Eu não acreditei em nenhuma palavra do que ele disse. Parecia muito suspeito, toda essa boa vontade. Mas, por outro lado, qualquer oportunidade de sair daquele lugar era boa demais para deixar passar.

"Você não quer?" ele perguntou quando meu silêncio continuou.

"Não, eu quero. Eu quero aprender," respondi nervosamente.

"Muito bem," ele disse, olhando para uma direção. "Mas vamos fazer um curso intensivo porque eu não tenho muito tempo." Enquanto falava, sua mão começou a brilhar em vermelho.

"Sem tempo?" questionei.

"Sem tempo para perguntas."

O que se seguiu foi uma longa e complexa aula sobre aura e energia espiritual. Ele explicou como a aura mexia com o corpo e o fortalecia, e como a energia espiritual interagia com a natureza ao nosso redor por meio da nossa alma.
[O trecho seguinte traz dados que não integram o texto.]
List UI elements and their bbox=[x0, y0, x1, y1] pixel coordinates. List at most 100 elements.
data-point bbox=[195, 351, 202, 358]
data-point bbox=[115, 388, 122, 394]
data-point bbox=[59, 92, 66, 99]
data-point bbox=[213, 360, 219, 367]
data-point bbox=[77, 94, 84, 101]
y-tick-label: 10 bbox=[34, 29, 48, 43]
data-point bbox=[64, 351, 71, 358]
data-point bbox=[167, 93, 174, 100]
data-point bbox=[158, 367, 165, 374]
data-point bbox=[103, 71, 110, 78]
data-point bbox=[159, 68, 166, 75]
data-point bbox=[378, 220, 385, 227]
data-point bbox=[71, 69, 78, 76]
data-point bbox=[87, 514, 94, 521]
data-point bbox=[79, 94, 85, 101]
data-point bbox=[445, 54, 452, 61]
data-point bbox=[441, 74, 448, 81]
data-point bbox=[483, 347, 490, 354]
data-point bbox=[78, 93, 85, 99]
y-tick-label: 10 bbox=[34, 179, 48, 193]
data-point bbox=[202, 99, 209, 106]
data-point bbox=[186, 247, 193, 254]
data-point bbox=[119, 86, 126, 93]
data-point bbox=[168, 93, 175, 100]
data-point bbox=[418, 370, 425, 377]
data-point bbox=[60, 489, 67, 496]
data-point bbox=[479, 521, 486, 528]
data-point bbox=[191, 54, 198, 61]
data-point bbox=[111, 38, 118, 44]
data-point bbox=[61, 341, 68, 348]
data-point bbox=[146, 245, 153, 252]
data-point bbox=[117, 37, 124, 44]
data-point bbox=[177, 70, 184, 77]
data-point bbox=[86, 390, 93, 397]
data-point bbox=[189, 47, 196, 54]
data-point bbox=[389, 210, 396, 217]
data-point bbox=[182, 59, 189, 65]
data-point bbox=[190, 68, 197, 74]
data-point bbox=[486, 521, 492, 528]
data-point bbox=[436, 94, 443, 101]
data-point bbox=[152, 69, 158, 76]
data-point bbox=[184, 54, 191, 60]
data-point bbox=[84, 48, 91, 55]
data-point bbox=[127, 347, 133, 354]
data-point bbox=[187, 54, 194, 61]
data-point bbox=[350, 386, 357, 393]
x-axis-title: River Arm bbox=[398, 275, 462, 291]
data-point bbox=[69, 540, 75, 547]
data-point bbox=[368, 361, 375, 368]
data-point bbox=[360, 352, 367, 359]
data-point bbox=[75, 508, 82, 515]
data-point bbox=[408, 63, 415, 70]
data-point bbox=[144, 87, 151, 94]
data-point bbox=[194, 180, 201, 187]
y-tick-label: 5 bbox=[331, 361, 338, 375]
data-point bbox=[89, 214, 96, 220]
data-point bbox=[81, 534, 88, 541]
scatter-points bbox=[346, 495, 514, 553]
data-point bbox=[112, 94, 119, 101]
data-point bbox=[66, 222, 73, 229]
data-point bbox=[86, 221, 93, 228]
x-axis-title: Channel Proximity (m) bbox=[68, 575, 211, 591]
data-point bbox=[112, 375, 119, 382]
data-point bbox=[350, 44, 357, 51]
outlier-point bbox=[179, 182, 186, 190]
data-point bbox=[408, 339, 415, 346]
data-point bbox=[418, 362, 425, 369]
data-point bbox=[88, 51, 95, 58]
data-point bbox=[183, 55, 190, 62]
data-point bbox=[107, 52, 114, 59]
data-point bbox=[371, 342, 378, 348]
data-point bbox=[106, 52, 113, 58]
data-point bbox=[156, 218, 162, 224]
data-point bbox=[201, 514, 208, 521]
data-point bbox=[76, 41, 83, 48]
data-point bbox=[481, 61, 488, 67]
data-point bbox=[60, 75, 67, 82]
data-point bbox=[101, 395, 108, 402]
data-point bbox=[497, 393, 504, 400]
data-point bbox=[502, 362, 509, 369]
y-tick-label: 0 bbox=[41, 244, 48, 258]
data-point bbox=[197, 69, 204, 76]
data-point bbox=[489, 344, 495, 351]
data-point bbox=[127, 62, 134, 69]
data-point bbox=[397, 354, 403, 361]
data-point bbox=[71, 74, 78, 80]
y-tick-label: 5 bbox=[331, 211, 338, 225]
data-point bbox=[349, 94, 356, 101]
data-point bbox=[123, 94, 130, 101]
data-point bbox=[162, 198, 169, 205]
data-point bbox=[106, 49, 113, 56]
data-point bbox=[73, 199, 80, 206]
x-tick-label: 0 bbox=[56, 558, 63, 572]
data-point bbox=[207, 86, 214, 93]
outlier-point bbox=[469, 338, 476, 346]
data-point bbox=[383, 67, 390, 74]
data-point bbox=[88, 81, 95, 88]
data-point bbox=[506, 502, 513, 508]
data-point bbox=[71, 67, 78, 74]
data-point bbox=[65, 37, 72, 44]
Também me ensinou como sentir a aura, integrá-la ao corpo e ver a própria alma.

"Então a aura pode ser usada para melhorar a força, os reflexos, a percepção e a regeneração do corpo, aumentando até a expectativa de vida. E a energia espiritual pode ser usada para manifestar os elementos da natureza, como fogo, água, terra, entre outros, dependendo da capacidade do feiticeiro."

"Muito bem, você é bem mais esperto do que eu esperava," ele disse, me olhando satisfeito. "Com o método que lhe dei, é só uma questão de tempo até você poder manifestá-los. Agora você deve—" ele parou abruptamente, olhando na mesma direção de antes. "Ele é mais rápido do que eu previ. Muito bem, humano, até a próxima."

"Espera, o quê—"

Então, como se fosse feito de sombras, ele se dissolveu no chão e a luz que manifestava se apagou logo após sua partida, me deixando novamente na escuridão.